The pressure is on you, as you look at the task you have been given. Not just any task, but one that calls you to risk so much of who you are, to go beyond yourself as a masterpiece will be created that will result in people being in awe.

The task will test your faith, your patience, and your endurance. Setbacks will seem devastating, yet may provide just the right re-focus that will turn the work into a masterpiece. Some may question why you bother, given whom you are, and what you have accomplished, and where you have failed in the past. You will risk everything. Everything you are, and everything you have, to accomplish this, and you may see yourself fail the standard, even if others shout acclamations and adore your work.

What encourages you is that you know others have failed in the past, and their works still testify to genius. Einstein who would fail basic classes, yet his work still is leaves people in awe, before they can work with it. Philosophers like Pascal and Roger Bacon and CS Lewis, musicians Beethoven, Mozart, and scientist-artists like Newton, DaVinci; all had their failures, and yet their work still inspires awe.

In the movie, the Princess Bride, there is a classic line. When questioned about his intelligence, one of the characters asks Wesley the hero, “Have you heard of Plato, Aristotle, Socrates?” Wesley replies, “Yes.” The character replies, “Morons!” Now while I will say that Beethoven, Mozart, Isaac Newton, Albert Einstein and Leonardo Da Vinci were not morons, the masterpieces they accomplished are not comparable to the task you have been given, nor will their creations measure up to what Concordia has been challenged with, the commission seen in our reading

The masterpiece of your lives, and of our lives together as a community will inspire awe in generations to come, even though the task seems beyond our combined, completely focused abilities.

Don’t let that concern you… for like the artists of times gone by, we have a patron,… who will insure our success, by taking care of everything that would prevent us from seeing the masterpiece of our lives..

The Work and His Cost…

When a great musical piece is commissioned, or an artist like Mark Jennings is commissioned for painting, there is scope to the work. Mozart’s Requiem was one such commissioning, with the work being done in honor of the sponsor’s wife. Mark may be commissioned to paint a mural, or a painting.

The commissioning of such a masterpiece is seen in our reading from Hebrews this morning. “Let brotherly love continue, do not neglect to show hospitality to strangers”. The interesting thing is that brotherly love, and hospitality are both compound words sharing the same base – the word philos – for love and caring. Philadelphia – the love of brothers, and Philozenos – the love and care of the stranger. There is our commission, of which the Great Commission – to make both disciples, is but a subset.

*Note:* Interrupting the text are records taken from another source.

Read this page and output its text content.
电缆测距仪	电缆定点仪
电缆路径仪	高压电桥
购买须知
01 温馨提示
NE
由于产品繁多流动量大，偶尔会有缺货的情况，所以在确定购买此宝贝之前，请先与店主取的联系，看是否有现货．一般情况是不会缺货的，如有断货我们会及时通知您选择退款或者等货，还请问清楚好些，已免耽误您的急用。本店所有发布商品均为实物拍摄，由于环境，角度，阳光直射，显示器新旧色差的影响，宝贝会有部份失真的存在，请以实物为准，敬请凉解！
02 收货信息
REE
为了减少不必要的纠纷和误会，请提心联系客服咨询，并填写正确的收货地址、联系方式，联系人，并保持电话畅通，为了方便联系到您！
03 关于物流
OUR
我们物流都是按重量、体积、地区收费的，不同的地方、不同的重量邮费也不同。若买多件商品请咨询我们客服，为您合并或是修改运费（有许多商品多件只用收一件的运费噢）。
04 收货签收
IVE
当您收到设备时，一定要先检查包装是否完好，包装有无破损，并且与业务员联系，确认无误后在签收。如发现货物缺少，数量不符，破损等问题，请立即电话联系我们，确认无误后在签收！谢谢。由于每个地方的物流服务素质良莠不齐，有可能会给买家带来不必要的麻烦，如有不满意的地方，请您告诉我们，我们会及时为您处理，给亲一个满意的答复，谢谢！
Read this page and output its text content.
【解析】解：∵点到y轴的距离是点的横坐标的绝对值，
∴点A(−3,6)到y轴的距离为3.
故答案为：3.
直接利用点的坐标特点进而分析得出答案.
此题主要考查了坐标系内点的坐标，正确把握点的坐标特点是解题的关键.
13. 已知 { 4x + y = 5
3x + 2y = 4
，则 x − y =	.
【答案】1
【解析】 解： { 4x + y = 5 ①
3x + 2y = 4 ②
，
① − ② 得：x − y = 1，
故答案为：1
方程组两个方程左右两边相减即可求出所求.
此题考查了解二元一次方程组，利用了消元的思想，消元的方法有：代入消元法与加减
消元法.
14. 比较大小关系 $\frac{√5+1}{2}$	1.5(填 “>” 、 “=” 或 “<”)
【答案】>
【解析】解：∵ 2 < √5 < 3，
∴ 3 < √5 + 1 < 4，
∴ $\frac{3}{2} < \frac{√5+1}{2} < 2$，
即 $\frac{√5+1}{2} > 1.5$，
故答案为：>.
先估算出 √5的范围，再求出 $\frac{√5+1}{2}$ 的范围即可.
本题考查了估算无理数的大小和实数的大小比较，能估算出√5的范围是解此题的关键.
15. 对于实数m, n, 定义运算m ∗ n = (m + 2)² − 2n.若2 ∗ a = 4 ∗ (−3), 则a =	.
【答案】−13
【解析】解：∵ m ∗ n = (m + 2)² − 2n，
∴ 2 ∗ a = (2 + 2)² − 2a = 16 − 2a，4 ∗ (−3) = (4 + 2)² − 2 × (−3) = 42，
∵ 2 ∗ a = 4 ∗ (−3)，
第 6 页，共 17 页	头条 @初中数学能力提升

Such love of brother or stranger would see us visiting those we know in prison. Such love would see us reaching out to those who are mistreated. It would show us valuing both family and marriage and the purity of each, and it would see us love and care for money far less than we love and care for each other, as verses 3-5 tells us

The challenge to the Masterpiece -

If our work, if the masterpiece of our lives, that will leave people in awe is defined by our ability to love our brothers and sisters in Christ, and those who are strangers, the work may seem a bit shaky at times. Heck there are times were it seems to us to be doomed to failure.

Last week, as we talked about the presence of God providing stability, we began to see that we hear such passages as law – the don’t touch, don’t speak, no flash photography types of commands we hear in a museum like the Getty. Reading these words can, if heard as law, become condemning, and we might be convinced that we shall fail. We hear “let brotherly love continue (said harshly)“ we know all too well that it might not need to continue as much as it needs to begin all over again. We remember our failure to love, and that word “continue” brings back times that we did not. Or we hear about being hospitable to those not like us, and we think of the people we passed by who were in need, that we were too busy to help.